I'd like to see him own the Rams because I don't give a damn about the shield.  I like noise.  I'd like to see which ballplayers would (as a handful admirably said ) refuse to play for a Limbaugh owned team.  Notice that Rush didn't go after the black players who came out early this week to slap down the idea of working for him.  It wasn't the media who said "I wouldn't play for him."  It was Bart Scott.  It wasn't the Democrats who said "I don't want anything to do with a team that he has any part of" it was Mathias Kiwanuka.  It wasn't...wherever...who said "I won't be in St. Louis anytime soon."  It was Donovan McNabb. 

I'd love to see politically engaged athletes, using their power to vote with their feet.  African-americans are hugely disproportionate supporters of the Democratic Party; and big time professional athletes (70% of the players in the NFL) are hugely disproportionately African American.  I'd love a sports landscape where athletes used their not inconsiderable leverage to push for social changes both within the leagues in which they compete and the communities whose names are on their jerseys.  I'd love to see Rush Limbaugh join the NFL because it would be an issue (sort of like the way abortion is for the right) that would just keep on giving; the athlete mobilization wouldn't end with "I don't want to play in St Louis" - it would manifest itself in all manner of ways which I would find both productive and entertaining.

And I'm a Niner fan.  Our biggest historical rival is the Rams.  Their move east and our collective crappiness has really taken all the steam out of that rivalry.  But I could really get behind a hatred for the DittoRams.

But I don't live under a money tree.  What I want, for each Sunday to be an ideological discussion about the ways in which the black athlete can engender social change, is not what the handful of white guys who own NFL teams and largely contribute to the Republican party wants.  They want still waters and blue skies.  Calm, quiet, non-political athletes who just work the soil to cultivate that tree.

They don't want you Rush.
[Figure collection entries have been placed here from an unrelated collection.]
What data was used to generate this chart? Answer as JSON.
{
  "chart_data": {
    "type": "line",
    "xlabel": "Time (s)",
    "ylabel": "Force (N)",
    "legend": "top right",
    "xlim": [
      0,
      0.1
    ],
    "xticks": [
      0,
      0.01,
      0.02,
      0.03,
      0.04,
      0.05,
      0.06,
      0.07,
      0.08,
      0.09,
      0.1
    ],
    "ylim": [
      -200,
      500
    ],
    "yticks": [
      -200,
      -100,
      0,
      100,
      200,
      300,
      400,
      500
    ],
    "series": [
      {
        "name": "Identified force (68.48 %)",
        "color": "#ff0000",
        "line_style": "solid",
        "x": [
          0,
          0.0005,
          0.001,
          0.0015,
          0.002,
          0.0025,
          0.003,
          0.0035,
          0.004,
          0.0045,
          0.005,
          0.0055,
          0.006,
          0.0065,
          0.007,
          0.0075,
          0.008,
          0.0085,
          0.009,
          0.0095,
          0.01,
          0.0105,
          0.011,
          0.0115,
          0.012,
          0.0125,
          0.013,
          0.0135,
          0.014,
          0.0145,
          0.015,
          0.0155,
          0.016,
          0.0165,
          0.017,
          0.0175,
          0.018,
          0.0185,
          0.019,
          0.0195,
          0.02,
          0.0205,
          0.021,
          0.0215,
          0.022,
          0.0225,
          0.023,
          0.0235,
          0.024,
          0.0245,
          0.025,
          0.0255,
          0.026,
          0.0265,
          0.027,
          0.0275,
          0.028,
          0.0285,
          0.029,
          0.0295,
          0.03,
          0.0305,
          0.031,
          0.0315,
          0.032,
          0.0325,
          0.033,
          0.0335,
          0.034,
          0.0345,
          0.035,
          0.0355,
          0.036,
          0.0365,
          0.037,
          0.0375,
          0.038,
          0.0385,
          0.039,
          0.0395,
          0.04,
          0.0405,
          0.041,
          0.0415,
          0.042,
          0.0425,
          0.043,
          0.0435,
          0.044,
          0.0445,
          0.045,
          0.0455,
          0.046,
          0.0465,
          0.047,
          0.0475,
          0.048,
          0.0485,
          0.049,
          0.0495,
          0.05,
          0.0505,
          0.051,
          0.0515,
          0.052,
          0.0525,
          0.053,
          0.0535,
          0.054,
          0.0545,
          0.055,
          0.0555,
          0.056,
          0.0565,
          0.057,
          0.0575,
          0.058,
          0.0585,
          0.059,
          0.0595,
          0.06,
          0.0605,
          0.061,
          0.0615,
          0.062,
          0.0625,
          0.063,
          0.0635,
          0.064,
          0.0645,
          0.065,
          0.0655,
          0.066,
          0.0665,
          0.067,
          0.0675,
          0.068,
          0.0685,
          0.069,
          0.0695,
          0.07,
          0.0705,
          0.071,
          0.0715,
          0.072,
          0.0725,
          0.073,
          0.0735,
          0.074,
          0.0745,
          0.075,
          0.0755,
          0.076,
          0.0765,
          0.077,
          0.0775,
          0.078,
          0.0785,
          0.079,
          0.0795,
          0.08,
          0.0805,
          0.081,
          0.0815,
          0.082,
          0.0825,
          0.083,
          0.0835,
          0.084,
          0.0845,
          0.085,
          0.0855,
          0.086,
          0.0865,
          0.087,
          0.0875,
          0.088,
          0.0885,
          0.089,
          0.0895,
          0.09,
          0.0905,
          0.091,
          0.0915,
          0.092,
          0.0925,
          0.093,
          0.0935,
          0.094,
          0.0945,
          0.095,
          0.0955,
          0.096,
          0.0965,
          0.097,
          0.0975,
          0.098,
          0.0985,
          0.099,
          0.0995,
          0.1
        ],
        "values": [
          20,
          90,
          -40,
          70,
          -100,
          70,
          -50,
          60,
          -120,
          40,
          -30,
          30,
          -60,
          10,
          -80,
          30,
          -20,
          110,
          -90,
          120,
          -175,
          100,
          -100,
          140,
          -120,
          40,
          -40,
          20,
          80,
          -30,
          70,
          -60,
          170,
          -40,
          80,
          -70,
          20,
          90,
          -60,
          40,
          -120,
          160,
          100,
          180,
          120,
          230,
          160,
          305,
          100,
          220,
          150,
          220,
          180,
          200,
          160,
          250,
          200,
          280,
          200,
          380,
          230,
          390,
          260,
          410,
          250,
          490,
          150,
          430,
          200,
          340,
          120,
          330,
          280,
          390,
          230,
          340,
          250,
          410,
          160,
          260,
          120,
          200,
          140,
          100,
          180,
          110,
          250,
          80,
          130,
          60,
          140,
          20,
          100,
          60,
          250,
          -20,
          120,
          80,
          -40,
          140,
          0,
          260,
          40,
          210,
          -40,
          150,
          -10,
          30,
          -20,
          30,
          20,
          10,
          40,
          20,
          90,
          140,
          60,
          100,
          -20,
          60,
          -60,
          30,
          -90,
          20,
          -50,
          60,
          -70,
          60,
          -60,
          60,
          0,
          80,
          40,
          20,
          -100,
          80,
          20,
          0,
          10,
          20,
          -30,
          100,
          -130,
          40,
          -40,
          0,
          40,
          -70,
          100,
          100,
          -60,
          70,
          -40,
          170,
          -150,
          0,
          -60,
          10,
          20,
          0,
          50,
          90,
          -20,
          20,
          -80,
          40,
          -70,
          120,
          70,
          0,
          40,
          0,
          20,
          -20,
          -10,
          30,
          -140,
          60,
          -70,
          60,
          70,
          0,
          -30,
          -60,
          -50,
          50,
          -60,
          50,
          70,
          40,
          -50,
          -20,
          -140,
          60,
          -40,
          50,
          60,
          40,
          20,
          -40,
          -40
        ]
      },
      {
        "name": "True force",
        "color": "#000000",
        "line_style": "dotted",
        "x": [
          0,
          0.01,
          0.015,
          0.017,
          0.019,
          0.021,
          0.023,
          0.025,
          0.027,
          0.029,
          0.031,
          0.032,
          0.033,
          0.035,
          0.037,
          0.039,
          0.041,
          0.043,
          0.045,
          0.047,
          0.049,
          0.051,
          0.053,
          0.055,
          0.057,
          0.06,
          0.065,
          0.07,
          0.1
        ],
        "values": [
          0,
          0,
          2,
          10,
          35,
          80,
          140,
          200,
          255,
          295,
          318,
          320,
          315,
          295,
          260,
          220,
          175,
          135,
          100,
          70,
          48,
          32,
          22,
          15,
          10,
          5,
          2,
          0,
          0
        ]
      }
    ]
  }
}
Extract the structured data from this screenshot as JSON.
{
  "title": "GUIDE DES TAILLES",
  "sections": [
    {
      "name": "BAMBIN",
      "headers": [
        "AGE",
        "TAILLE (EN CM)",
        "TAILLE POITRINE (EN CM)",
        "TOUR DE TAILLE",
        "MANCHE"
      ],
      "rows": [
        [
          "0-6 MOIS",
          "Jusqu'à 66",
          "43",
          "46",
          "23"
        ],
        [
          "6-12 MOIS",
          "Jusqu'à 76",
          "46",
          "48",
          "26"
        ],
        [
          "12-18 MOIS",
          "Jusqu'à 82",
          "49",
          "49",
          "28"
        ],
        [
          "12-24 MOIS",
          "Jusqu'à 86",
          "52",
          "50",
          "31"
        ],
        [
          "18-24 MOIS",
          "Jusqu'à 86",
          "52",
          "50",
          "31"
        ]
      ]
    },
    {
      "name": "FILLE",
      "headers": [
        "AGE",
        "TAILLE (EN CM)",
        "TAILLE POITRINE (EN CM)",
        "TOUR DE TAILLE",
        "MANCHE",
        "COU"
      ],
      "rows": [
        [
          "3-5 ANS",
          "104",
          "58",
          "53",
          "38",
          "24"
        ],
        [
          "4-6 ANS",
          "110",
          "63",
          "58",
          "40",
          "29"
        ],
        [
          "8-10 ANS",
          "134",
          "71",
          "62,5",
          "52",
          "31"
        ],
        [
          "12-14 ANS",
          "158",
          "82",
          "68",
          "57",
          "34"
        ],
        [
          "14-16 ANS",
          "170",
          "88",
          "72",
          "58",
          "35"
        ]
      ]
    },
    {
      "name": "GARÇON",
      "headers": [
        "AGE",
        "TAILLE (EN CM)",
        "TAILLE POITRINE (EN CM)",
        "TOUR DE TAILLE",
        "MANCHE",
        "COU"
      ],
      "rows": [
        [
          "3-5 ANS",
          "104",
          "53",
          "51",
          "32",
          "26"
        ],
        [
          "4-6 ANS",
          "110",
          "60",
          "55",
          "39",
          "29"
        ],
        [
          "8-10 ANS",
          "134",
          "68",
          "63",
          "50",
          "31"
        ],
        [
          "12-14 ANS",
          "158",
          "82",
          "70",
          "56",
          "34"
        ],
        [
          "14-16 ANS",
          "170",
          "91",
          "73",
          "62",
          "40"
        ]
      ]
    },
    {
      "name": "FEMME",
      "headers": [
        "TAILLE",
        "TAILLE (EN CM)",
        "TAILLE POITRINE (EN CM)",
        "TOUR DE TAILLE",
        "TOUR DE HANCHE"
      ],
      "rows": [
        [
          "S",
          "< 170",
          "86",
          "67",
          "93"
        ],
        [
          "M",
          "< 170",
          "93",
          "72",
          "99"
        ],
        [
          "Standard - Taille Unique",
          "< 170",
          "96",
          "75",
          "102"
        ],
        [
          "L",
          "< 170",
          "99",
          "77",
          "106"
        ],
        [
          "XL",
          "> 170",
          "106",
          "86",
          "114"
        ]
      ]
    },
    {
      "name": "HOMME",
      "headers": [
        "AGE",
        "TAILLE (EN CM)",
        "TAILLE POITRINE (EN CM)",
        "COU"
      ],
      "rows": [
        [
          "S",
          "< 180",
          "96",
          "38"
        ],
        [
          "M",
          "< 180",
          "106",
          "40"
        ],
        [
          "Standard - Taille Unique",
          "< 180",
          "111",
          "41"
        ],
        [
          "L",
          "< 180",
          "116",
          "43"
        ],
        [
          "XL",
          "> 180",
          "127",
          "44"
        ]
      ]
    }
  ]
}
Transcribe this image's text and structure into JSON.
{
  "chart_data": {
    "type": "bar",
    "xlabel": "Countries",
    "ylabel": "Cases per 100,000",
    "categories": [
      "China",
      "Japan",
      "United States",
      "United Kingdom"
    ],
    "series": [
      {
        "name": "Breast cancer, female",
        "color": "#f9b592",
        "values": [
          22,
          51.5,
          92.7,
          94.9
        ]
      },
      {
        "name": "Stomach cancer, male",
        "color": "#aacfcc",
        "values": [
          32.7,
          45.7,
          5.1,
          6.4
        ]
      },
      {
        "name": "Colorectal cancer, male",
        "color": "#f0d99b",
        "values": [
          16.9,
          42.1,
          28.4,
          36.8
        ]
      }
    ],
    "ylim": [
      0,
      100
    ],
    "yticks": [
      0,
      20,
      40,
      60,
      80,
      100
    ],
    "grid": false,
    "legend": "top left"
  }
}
And it's not the left.  Not Obama.  It's the jocks.  They still don't want you, all these years later.   But it's okay. You don't need to eat cream cheese frosting in a shame spiral.  You aren't a lonely fat kid playing with your baseball cards anymore.  You're good enough and smart enough and doggone it, people like you.  Not good people.  Not the people you want.  But people.  And at least that's something.

(you want an example of big, evil government intruding on our lives - it's right here)


Alexis said...

Speaking of race and stuff; the front page of today's Times Picayune has a wonderful juxtaposition: picture of Obama (racially mixed, I believe, as is Mrs. O) and an article about a LA JP who refuses to issue marriage licenses to racially mixed couples 'out of concern for the children' although he has 'piles of black friends'. One wonders if that's piles, as in stacks of dead bodies?

Anonymous said...

Never mind all that, where's our Balloon Boy blog?